Orange And Black

An October road, orange on black,
like obsidian beneath falling rain,
so slick and gleaming, forward and back
while wet shadows along the winding lane
wash up like alluvial shores,
the lamplights gentle on the front windows
of bricked-up glass, small-town stores
half-dreaming, half waking in rows.
Boughs detailed with orange flecks of light
or else darkly blank as fat thunderclouds
while they line the sidewalks to the right
like chandeliers partly covered with shrouds;
Hollow-eyed houses, empty of life,
with columned porches aglow with light—
each half-glimpsed raindrop a silver knife
that flashes as it slashes through the night.
See the church with its river-rock face,
dark and wet as if the river still runs
over the stones all set into place
long before the town known for its bourbons.
In the graveyard trees sway with the wind
while their weather-withered branches disrobe,
orange leaves tumbling, end over end,
glanced in the sullen light of a lamp’s globe.
The maple tree has an orange crown
and black branches like charred sorceress bones,
the leaves soot-sided embers come down
among the sprawling, stygian headstones.
Orange and black—all orange and black,
the colors of Halloween all around;
spire to cupola, eave to smokestack,
and splashing in the puddles on the ground.

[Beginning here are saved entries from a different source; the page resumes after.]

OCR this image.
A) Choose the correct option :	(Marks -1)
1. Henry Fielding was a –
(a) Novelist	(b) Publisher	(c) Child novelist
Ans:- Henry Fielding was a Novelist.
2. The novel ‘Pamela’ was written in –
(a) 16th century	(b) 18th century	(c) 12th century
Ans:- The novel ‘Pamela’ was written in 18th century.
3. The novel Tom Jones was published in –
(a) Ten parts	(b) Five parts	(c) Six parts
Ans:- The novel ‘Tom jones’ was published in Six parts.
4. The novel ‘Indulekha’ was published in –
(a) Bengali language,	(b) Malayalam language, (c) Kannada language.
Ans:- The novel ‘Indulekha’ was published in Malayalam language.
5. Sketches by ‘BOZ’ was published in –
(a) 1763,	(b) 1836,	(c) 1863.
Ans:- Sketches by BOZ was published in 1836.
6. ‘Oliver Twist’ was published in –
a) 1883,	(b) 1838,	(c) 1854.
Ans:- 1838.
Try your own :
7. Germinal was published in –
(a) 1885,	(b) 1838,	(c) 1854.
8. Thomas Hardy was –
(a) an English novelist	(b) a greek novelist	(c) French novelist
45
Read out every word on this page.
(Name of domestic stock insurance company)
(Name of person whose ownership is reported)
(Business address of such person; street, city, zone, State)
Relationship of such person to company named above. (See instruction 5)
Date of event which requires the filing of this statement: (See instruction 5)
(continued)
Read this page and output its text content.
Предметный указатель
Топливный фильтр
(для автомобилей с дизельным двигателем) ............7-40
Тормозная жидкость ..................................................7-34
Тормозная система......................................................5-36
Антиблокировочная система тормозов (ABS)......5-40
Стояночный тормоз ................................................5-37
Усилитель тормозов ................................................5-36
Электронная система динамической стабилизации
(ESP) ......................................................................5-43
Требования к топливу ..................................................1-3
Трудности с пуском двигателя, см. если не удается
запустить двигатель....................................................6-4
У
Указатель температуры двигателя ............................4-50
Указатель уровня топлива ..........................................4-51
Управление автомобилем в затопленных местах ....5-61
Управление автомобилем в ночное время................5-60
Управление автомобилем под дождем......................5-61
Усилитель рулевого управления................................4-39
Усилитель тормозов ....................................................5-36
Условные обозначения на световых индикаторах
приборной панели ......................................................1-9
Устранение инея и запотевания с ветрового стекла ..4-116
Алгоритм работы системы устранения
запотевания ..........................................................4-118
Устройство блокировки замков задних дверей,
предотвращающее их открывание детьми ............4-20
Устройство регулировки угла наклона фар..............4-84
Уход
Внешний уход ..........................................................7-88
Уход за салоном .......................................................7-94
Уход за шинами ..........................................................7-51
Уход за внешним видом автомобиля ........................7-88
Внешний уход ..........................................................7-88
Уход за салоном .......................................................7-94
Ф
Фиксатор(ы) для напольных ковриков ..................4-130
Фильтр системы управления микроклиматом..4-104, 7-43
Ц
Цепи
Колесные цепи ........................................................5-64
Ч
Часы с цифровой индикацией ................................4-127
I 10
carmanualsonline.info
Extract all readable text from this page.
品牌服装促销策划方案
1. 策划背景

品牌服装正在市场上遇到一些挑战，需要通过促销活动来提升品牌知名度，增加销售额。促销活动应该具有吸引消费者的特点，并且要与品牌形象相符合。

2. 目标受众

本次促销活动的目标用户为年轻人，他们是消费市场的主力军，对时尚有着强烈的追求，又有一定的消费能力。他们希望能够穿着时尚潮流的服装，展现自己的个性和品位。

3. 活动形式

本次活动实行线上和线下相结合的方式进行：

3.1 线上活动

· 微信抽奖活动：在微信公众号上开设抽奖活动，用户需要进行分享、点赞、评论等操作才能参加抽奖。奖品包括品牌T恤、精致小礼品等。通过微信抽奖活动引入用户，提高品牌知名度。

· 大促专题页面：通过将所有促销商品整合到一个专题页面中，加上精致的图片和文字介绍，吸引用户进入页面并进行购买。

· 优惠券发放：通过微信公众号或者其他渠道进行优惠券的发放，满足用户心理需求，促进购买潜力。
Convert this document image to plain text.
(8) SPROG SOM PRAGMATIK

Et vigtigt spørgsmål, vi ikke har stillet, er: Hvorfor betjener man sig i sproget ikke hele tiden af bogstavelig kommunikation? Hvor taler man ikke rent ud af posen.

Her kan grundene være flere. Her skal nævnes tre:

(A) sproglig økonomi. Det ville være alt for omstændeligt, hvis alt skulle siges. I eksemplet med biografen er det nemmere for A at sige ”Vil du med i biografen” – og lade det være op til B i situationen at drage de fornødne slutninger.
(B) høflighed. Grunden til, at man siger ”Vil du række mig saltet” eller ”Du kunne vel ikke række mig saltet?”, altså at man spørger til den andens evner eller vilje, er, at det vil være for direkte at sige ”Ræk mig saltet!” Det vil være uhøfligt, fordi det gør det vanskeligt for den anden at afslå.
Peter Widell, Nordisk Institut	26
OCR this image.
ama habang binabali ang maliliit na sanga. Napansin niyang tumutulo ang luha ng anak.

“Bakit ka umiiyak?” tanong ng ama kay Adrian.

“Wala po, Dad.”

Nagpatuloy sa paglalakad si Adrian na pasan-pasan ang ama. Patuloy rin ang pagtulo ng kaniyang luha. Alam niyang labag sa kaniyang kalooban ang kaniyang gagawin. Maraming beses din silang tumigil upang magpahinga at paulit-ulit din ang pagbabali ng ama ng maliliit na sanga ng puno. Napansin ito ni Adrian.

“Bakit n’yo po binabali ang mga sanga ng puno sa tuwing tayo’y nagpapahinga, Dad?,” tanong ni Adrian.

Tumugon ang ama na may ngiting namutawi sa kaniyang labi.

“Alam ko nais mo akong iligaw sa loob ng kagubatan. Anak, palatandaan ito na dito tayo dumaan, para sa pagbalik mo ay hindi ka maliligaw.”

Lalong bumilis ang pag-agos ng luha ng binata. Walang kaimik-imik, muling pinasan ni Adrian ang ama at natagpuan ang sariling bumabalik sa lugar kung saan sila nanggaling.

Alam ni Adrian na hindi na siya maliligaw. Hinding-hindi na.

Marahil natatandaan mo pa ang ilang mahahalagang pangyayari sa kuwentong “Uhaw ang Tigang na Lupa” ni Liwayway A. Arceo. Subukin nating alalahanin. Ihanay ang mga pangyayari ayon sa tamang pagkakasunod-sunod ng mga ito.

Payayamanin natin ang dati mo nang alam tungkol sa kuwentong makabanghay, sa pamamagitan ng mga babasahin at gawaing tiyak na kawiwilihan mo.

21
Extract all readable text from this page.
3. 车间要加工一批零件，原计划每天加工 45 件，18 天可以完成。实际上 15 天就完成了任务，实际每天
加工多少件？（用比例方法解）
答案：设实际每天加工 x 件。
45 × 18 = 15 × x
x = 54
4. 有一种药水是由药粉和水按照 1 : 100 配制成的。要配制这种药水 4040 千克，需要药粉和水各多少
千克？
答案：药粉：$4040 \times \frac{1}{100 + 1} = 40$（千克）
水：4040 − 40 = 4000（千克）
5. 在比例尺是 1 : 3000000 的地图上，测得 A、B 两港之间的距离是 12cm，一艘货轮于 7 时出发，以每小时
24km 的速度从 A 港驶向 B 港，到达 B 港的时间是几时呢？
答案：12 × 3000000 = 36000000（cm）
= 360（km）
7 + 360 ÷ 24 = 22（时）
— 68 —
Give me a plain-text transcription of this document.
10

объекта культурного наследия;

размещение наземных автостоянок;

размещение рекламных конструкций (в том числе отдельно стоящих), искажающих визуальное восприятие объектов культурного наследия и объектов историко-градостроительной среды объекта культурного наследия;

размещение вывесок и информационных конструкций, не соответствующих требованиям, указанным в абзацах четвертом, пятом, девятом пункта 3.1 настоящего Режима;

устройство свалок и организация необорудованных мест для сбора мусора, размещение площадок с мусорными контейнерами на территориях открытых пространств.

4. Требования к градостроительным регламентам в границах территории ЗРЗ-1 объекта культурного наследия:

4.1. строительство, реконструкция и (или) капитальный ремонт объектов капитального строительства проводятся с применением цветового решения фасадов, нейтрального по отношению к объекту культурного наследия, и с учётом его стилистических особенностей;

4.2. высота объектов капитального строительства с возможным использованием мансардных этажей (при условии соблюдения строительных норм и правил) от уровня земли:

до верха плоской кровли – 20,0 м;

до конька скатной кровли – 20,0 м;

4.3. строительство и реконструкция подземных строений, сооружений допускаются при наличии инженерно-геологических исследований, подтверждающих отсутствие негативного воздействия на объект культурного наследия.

From afar, now, the town is aglow
in the dark, silent sea spread all about;
a bright river boat drifting below
rain and shadow mingling along a route.
Orange and black—as if a pumpkin
left out at night and gone halfway to rot—
a Jack O’ Lantern with its plump skin
half-burned, its grin’s inner flame just too hot.
Neither asleep or awake: a dark dusk,
this town in October’s darkening eves,
flame and shadow consume the wet husk,
light losing the battle as Summer leaves.